Detail Artikel

“Nada, Tawa, dan Ketulusan: Panggung Hiburan HUT Lantipda Gianyar yang Menggetarkan Hati”

“Nada, Tawa, dan Ketulusan: Panggung Hiburan HUT Lantipda Gianyar yang Menggetarkan Hati”

Gianyar — Jika siang itu penuh makna dalam seremoni dan bakti sosial, maka memasuki sesi hiburan, suasana berubah menjadi lautan kegembiraan yang hangat dan membumi. Panggung HUT ke-1 Lantipda Kabupaten Gianyar menjelma ruang ekspresi, tempat seni, tawa, dan ketulusan bertemu dalam harmoni.

Sorotan pertama hadir dari Grup Rempong, yang dengan gaya khasnya mampu menghadirkan energi segar. Gerak yang lincah dan penuh ekspresi menjadikan penampilan mereka bukan sekadar hiburan, tetapi juga perayaan semangat hidup.

Tak kalah memukau, Kamani Band tampil sebagai salah satu bintang utama. Band besutan anggota Lantip ini telah dikenal luas, kerap diundang tampil di berbagai acara, mulai dari pernikahan hingga kegiatan sosial. Namun di balik popularitasnya, tersimpan kisah yang menyentuh.

“Kami main karena cinta pada musik, bukan semata soal bayaran,” menjadi semangat yang mereka hidupi.

Ironisnya, mereka lebih sering tampil tanpa honor, terutama ketika yang mengundang adalah sesama anggota Lantip. Bahkan, kebutuhan dasar seperti transportasi pun kerap ditanggung sendiri.

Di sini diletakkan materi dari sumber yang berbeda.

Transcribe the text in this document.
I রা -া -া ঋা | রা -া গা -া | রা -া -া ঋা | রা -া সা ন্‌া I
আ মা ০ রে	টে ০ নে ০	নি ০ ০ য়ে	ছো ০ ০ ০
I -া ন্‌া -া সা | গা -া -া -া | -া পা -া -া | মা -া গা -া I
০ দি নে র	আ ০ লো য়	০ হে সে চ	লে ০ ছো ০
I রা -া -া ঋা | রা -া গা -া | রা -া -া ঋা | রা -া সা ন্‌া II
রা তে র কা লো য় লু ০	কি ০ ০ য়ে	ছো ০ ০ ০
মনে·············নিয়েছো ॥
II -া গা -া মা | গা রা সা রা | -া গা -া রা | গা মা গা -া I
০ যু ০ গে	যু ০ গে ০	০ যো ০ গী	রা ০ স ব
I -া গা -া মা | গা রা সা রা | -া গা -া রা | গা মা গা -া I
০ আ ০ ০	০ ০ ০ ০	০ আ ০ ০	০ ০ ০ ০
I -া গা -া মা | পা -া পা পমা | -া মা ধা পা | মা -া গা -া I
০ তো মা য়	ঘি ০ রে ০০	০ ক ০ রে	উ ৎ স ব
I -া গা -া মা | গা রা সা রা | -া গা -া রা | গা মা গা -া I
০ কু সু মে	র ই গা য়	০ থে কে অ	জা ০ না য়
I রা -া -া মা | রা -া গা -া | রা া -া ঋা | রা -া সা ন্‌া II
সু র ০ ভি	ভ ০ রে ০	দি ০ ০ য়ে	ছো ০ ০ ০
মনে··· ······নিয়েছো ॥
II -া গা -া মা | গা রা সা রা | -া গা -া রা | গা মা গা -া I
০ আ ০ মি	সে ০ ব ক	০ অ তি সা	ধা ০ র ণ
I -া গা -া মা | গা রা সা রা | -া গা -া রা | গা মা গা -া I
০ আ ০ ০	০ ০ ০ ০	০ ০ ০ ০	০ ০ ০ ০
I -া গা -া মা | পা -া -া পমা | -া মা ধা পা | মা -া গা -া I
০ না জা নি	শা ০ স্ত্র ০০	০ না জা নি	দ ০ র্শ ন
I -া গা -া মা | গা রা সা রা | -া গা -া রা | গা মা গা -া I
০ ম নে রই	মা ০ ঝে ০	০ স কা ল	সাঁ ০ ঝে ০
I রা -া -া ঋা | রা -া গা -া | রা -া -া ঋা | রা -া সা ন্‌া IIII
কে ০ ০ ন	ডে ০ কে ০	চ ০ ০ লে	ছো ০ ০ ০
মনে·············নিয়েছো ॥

“Minimal transport saja sebenarnya sudah cukup, agar tidak mengeluarkan biaya pribadi,” menjadi harapan sederhana yang tersirat.

Meski demikian, dedikasi mereka tak pernah surut. Di panggung HUT Lantipda, Kamani Band membawakan dua lagu legendaris dari almarhumah Nike Ardilla, yang langsung mengundang nostalgia dan tepuk tangan meriah dari penonton.

Suasana semakin semarak dengan penampilan Angklung Alba, yang membawakan lagu-lagu bertema Hari Kartini. Denting angklung yang harmonis menghadirkan nuansa kebangsaan sekaligus kelembutan budaya yang menyentuh.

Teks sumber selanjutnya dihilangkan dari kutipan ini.